Quand un métayer venait à mourir, laissant une femme et des enfants en bas âge, il était très rare autrefois que le propriétaire leur enlevât la métairie ; il la faisait exploiter au moyen de domestiques de ferme (garzoni), supportait tous les frais de la culture et de l'entretien de la famille, se créditant seulement à son compte courant de toutes les sommes qu'il dépensait.  Mais plus tard, les enfants devenus adultes remboursaient peu à peu au propriétaire toutes ces avances.

Casa colonica toscana
Casa colonica toscana
La massaia
La massaia

Lexique

Podere : comprend les terres cultivables ainsi que toutes les structures nécessaires permettant d'héberger durablement la famille et permettre une activité agricole suffisante au besoins d'une famille Le podere est nécessairement doté d'une Casa colonica, de diverses remises à outils agricoles, animaux (bétails), cantine, fromagerie ainsi que d'autres investissements nécessaires à améliorer la productivité de la terre : vigne, plantations, puits, moulins et système d'irrigation.

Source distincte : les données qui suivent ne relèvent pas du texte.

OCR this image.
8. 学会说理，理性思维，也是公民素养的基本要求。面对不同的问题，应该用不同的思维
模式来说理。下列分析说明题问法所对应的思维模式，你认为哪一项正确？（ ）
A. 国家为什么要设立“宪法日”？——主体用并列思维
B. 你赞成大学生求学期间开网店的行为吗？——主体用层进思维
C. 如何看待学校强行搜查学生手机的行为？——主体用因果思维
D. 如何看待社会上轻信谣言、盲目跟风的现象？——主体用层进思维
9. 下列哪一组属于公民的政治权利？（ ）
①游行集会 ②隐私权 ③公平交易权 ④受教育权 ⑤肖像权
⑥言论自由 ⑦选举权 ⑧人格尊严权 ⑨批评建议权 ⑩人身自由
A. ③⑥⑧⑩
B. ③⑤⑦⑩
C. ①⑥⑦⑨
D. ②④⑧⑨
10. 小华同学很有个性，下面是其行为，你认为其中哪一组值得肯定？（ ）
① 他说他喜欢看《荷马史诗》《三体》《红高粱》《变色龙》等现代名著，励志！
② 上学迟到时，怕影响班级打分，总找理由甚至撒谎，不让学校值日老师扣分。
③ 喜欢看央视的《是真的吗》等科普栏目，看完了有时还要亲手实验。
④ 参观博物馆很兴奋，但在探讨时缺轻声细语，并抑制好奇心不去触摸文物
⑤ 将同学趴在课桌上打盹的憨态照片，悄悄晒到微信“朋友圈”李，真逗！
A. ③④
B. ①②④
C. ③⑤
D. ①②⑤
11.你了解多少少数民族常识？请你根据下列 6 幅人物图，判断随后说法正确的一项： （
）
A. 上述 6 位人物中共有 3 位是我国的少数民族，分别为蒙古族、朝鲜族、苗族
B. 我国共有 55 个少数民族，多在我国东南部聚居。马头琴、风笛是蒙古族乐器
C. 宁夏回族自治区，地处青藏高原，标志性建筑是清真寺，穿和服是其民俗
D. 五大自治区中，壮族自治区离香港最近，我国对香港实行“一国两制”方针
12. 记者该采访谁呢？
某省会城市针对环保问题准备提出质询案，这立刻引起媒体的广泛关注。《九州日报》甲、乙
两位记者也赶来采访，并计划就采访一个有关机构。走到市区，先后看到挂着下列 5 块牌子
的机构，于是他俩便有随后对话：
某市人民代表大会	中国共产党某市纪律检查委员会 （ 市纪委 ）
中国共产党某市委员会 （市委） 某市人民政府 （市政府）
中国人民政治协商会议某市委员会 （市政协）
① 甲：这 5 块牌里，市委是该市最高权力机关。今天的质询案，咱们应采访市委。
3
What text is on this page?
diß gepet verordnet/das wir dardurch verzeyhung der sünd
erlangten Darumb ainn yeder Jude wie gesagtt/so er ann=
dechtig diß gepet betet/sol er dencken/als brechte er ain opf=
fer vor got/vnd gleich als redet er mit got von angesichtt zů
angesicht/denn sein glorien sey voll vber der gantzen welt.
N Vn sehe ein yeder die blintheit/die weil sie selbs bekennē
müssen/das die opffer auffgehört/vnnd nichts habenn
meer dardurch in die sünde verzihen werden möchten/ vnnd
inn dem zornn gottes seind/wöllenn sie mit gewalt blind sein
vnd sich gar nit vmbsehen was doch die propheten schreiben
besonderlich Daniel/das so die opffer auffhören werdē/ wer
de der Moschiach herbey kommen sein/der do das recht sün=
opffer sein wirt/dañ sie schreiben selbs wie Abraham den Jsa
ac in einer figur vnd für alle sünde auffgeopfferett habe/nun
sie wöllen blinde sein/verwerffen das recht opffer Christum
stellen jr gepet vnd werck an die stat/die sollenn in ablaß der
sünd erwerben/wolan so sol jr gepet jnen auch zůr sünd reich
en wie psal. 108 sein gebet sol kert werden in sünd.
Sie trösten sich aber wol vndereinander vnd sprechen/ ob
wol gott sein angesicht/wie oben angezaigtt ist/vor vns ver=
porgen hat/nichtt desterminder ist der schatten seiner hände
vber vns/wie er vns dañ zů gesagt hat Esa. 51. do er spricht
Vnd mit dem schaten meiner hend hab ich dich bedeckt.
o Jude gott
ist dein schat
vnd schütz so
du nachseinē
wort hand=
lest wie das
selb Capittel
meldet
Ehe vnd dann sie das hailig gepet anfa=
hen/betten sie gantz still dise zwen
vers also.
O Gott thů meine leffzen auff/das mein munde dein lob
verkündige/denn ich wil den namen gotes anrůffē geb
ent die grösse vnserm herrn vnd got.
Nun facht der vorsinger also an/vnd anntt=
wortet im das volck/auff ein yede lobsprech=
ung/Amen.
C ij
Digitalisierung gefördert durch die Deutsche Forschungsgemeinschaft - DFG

Casa colonica : La casa colonica est un terme italien qui définit une maison rurale habitée par une famille assujettie au contrat de mezzadria avec le propriétaire. Souvent le contrôle de la casa colonica n'était pas effectué par le propriétaire mais par une personne de confiance appelée « fattore »,La couleur typique extérieure de la casa colonica était le rouge, parfois avec un cadre blanc dans lequel étaient indiqués le nom du propriétaire et le numéro de la colonie. Il n'existe pas un modèle unique de Casa colonica, sa structure dépend de multiples facteurs dont sa fonction principale, sa localisation géographique, le type d'exploitation concernée, la composition de la colonie, etc.

Prima nota : Le colon est obligé de tenir à jour un registre dans lequel il note toutes les dépenses et tous les revenus. Ce registre est tenu à disposition du propriétaire qui devra approuver les écritures.

Fattore : administrateur ou régisseur d'un domaine

Fattoria : ferme, domaine de moyenne à grande importance (de 5 à plus de 100 hectares) comportant souvent plusieurs poderi.

Villa padronale : maison du propriétaire de la fattoria, il n'y vivait pas toujours, parfois c'était sa "résidence secondaire".